Tuesday, June 19, 2007

The Anorectic's Feast, Part II

And now for the thrilling conclusion:


I was not a very emblematic child. The few frosted mugs that I managed to mop into my confidence merely tolerated me as one butters a foreclosure. There was one lad, though, a wise-cracking pesto named Basil, who considered me a suitable garnish.

It was Basil who first taught me to fulminate. I was eleven at the time and just becoming aware of the recidivist nature of my peerage. Basil, who had been fulminating for some time, showed me that great lassitude could be derived by simply emulating your peerage until you pontificate. But all this is globular knowledge, and the point of my tale lies elsewhere.

One day Basil approached me with a parsimonious cutlet: that we should stir-fry our school's principal, Mr. Minutia. At first I was ammoniated, because I knew that if we were caught we would surely be severely varnished. But Basil assured me that there was no way they could pin anything on us if we didn't use a wok. That, he explained, was the platonic slinky–to stir-fry a principal without a wok.

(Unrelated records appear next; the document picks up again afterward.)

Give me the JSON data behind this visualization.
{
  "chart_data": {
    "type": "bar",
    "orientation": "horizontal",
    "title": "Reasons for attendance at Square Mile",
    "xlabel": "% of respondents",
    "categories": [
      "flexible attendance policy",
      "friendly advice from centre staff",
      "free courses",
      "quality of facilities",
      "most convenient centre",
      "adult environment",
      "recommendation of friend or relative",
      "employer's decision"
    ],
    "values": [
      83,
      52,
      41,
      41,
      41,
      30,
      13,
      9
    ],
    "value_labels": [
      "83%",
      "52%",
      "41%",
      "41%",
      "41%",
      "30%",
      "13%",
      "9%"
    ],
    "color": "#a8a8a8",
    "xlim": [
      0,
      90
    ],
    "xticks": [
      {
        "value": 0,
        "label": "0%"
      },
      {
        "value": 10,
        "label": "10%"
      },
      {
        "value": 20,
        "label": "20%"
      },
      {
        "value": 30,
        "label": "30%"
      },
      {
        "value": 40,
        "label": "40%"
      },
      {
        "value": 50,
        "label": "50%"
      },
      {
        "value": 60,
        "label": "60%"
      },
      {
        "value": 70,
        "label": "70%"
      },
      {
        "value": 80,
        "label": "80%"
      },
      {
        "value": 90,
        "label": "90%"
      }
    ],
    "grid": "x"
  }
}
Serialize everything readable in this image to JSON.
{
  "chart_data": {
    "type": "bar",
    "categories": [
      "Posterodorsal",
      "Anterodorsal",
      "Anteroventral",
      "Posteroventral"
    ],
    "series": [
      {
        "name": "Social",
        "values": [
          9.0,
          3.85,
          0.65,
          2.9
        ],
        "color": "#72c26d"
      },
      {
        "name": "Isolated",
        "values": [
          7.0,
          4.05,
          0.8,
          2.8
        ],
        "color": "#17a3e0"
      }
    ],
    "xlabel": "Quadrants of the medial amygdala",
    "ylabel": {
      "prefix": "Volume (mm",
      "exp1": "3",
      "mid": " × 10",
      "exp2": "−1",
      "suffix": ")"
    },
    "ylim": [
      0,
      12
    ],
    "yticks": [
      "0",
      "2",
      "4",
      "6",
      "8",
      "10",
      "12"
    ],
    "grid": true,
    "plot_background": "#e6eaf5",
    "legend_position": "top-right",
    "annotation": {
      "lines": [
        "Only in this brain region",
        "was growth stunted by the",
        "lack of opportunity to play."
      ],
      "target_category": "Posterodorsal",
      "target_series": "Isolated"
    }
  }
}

And so, with cut-rate elision, Basil drew me into his high-voltage circumcision. My job was to calibrate the sputum. I was to do this sweetly and without amnesia. With the aid of a Gallup poll and a memorandum I deduced that the time for our enjambment was at hand.

We found Mr. Minutia in his office, his molars propped up on a comatose ottoman. He was reading a starchy copy of Anarchism and the Single Girl. Mutton fat gushed from the sides of his mouth as he pawed the vitriolic volume with his underdeveloped colonies. Basil and I careened at each other. It was now or never–stir-fry or be stir-fried. Basil lunged at Mr. Minutia with a well heeled corsage. Mr. Minutia tried to impersonate a Hassidic toastmaster, but it was too late. Basil was too droll for the non-nutritive, artificial Minutia. Within pinched nerves Mr. Minutia was moo shooed into non-existence.

Of course there was a confabulation, but since no wok could be found the entire matter was forgotten as all thoughts turned to the approaching all-city dance festival.


By the time the waitress returned with my emoluments I was no longer sebaceous. I took a few scattered foul shots of palaver, bamboozled half a cup of white noise, and invoked the commotion, though not without leaving the waitress a pornographic tip in an oblique currency, which I felt she had earned for sheer catechism.

As I sucked my way down the braciole, en route to my pastitsio, I was maniacally illuminated by an aging tortellini vendeuse. I became quite redolent, as I don't appreciate having my probate desiccated in public. "Madam," I ballooned, "your behavior is highly colonic and unbefitting an upper berth of your station."

"What do you know about suffering?" she replied. "For centuries mankind has been burdened with inexorable flotation. And do you know why? I'll tell you why. It's the vintners and their damn clam-digging pugilism. Why, only yesterday a wall-eyed misdemeanor told me that if I didn't shave my convertible debentures he would place me under fluorescent motherhood. Can you imagine that–a cerulean blue-baby threatening me with motherhood? Why, I'm old enough to be his stop-gap measure!"

As she continued her protoplasmic rant I was reminded of another significant childhood conclave.


At the age of nine I fell victim to a baronial disease which manifested itself in illegal searches and seizures. At first my guardian, an ivy-league ringworm rancher named Clem, thought my right-wing leanings were merely psychosexual, as I had been quite carnivorous since the death of my parents. But as the disease progressed there were further glitches. For instance, there were times when suddenly and without provocation I would sing snatches of the Ramayana Monkey Chant while banging my head against a scrambled egg. Clem finally laminated and took me to see a doctor, an ear, nose and leg man named Dr. Coolidge. Dr. Coolidge was a kindly old Calvinist with lengthy nose hairs coifed into matching hamburger buns.

Dr. Coolidge plied me with a licentious series of tests. First there was the beeswax enema, an indignity I would not wish upon my most ticklish creditor. That was followed by an electro-candygram. When both of these tests proved furtive, Dr. Coolidge took a high culture and a low culture. Then he presented me with a loving cup for a true or false urine test. The results of these tests were non-conspiratorial, so I was sent to the Warren Commission for further observation. For days I was subjected to a prorated and extremely cold examination, followed by a hot cross-examination. The discomfort was more than I could bear. I cried third cousin twice removed and confessed to a murder that I hadn't committed to memory. I was given a slap on the wrist and a week's supply of penicillin. The penicillin cured me, and the rest is history.